Muitas espécies não descritas de fungos são suspeitas em Madagáscar.[6] Uma certa quantidade de cogumelos comestíveis é consumida no país, especialmente dos gêneros Auricularia, Lepiota, Cantharellus (chanterelles) e Russula (brittlegills).[6][7] A maioria das espécies ectomicorrízicas é encontrada em plantações de eucalipto e pinheiro introduzidos, mas também em florestas nativas de tapia (Uapaca bojeri).[6] O fungo quitrídio Batrachochytrium dendrobatidis, responsável pela quitridiomicose, uma doença infecciosa que ameaça populações de anfíbios em todo o mundo, foi considerado ausente de Madagáscar há muito tempo. Em 2010, foi registrado, no entanto, e foi confirmado em várias áreas e em numerosas famílias de sapos, alertando os cientistas para uma nova ameaça à fauna já ameaçada de extinção da ilha.[8]

Mais de 500 espécies de líquenes de Madagáscar foram documentadas, mas o número real foi estimado em pelo menos o dobro.[9] Madagáscar pode ser dividida em dois habitats principais que podem ser associados à distribuição de líquen. As áreas tropicais úmidas da rocha siliciosa compõem aproximadamente dois terços do país e são onde a maioria dos líquenes foi documentada. Áreas tropicais secas de rocha granítica e calcária compõem o outro terço do país, com pouco mais de vinte espécies documentadas nesses habitats.[9]

Algas editar

A classificação das algas é problemática. Elas formam um grupo diverso, mas geralmente não são mais consideradas parte do Reino das Plantas e, em geral, são pouco conhecidas.

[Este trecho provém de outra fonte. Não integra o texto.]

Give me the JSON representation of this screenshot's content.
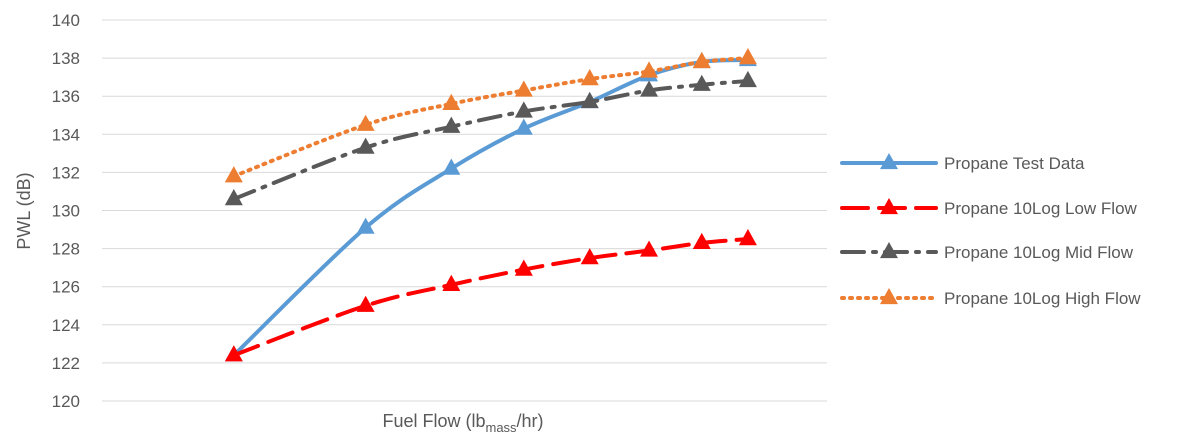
{
  "chart_data": {
    "type": "line",
    "xlabel": {
      "base": "Fuel Flow (lb",
      "sub": "mass",
      "suffix": "/hr)"
    },
    "ylabel": "PWL (dB)",
    "ylim": [
      120,
      140
    ],
    "yticks": [
      "120",
      "122",
      "124",
      "126",
      "128",
      "130",
      "132",
      "134",
      "136",
      "138",
      "140"
    ],
    "x_ticks_shown": false,
    "grid": "horizontal",
    "legend_position": "right",
    "series": [
      {
        "name": "Propane Test Data",
        "color": "#5b9bd5",
        "dash": "solid",
        "x": [
          2,
          4,
          5.3,
          6.4,
          7.4,
          8.3,
          9.1,
          9.8
        ],
        "values": [
          122.4,
          129.1,
          132.2,
          134.3,
          135.7,
          137.1,
          137.8,
          137.9
        ]
      },
      {
        "name": "Propane 10Log Low Flow",
        "color": "#ff0000",
        "dash": "long-dash",
        "x": [
          2,
          4,
          5.3,
          6.4,
          7.4,
          8.3,
          9.1,
          9.8
        ],
        "values": [
          122.4,
          125.0,
          126.1,
          126.9,
          127.5,
          127.9,
          128.3,
          128.5
        ]
      },
      {
        "name": "Propane 10Log Mid Flow",
        "color": "#595959",
        "dash": "dash-dot",
        "x": [
          2,
          4,
          5.3,
          6.4,
          7.4,
          8.3,
          9.1,
          9.8
        ],
        "values": [
          130.6,
          133.3,
          134.4,
          135.2,
          135.7,
          136.3,
          136.6,
          136.8
        ]
      },
      {
        "name": "Propane 10Log High Flow",
        "color": "#ed7d31",
        "dash": "dotted",
        "x": [
          2,
          4,
          5.3,
          6.4,
          7.4,
          8.3,
          9.1,
          9.8
        ],
        "values": [
          131.8,
          134.5,
          135.6,
          136.3,
          136.9,
          137.3,
          137.8,
          138.0
        ]
      }
    ]
  }
}
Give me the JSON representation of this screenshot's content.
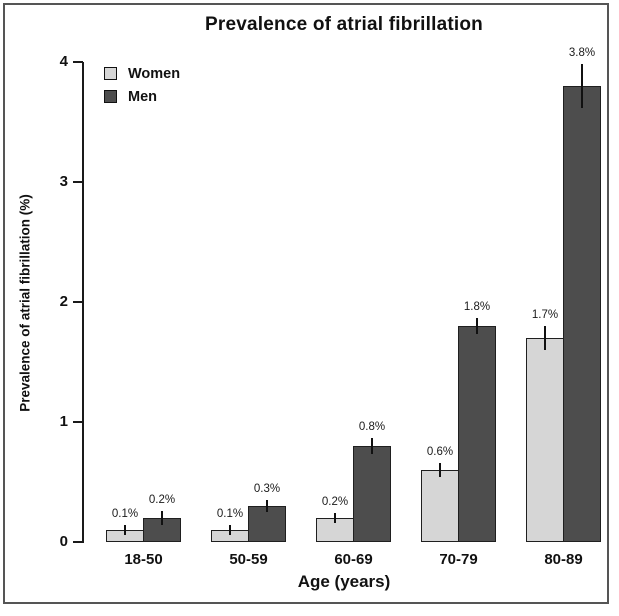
{
  "window": {
    "background": "#ffffff",
    "frame_border_color": "#555555"
  },
  "chart_data": {
    "type": "bar",
    "title": "Prevalence of atrial fibrillation",
    "xlabel": "Age (years)",
    "ylabel": "Prevalence of atrial fibrillation (%)",
    "categories": [
      "18-50",
      "50-59",
      "60-69",
      "70-79",
      "80-89"
    ],
    "series": [
      {
        "name": "Women",
        "color": "#d6d6d6",
        "values": [
          0.1,
          0.1,
          0.2,
          0.6,
          1.7
        ],
        "labels": [
          "0.1%",
          "0.1%",
          "0.2%",
          "0.6%",
          "1.7%"
        ],
        "errors": [
          0.04,
          0.04,
          0.04,
          0.06,
          0.1
        ]
      },
      {
        "name": "Men",
        "color": "#4d4d4d",
        "values": [
          0.2,
          0.3,
          0.8,
          1.8,
          3.8
        ],
        "labels": [
          "0.2%",
          "0.3%",
          "0.8%",
          "1.8%",
          "3.8%"
        ],
        "errors": [
          0.06,
          0.05,
          0.07,
          0.07,
          0.18
        ]
      }
    ],
    "ylim": [
      0,
      4
    ],
    "yticks": [
      0,
      1,
      2,
      3,
      4
    ],
    "grid": false,
    "legend_position": "top-left",
    "axis_color": "#1a1a1a",
    "bar_border_color": "#1f1f1f",
    "error_bar_color": "#111111"
  }
}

Uma análise das diatomáceas de água doce listou 134 espécies; a maioria delas foi descrita a partir de depósitos fósseis e não se sabe se elas foram extintas. Supõe-se que Madagáscar abriga uma rica flora endêmica de diatomáceas. Depósitos de diatomáceas de sedimentos de lago têm sido usados para reconstruir variações paleoclimáticas na ilha.[10]

Tipos de vegetação editar

 
Cobertura do solo (esquerda) — observe o cinturão verde-escuro da floresta úmida — e topografia (direita)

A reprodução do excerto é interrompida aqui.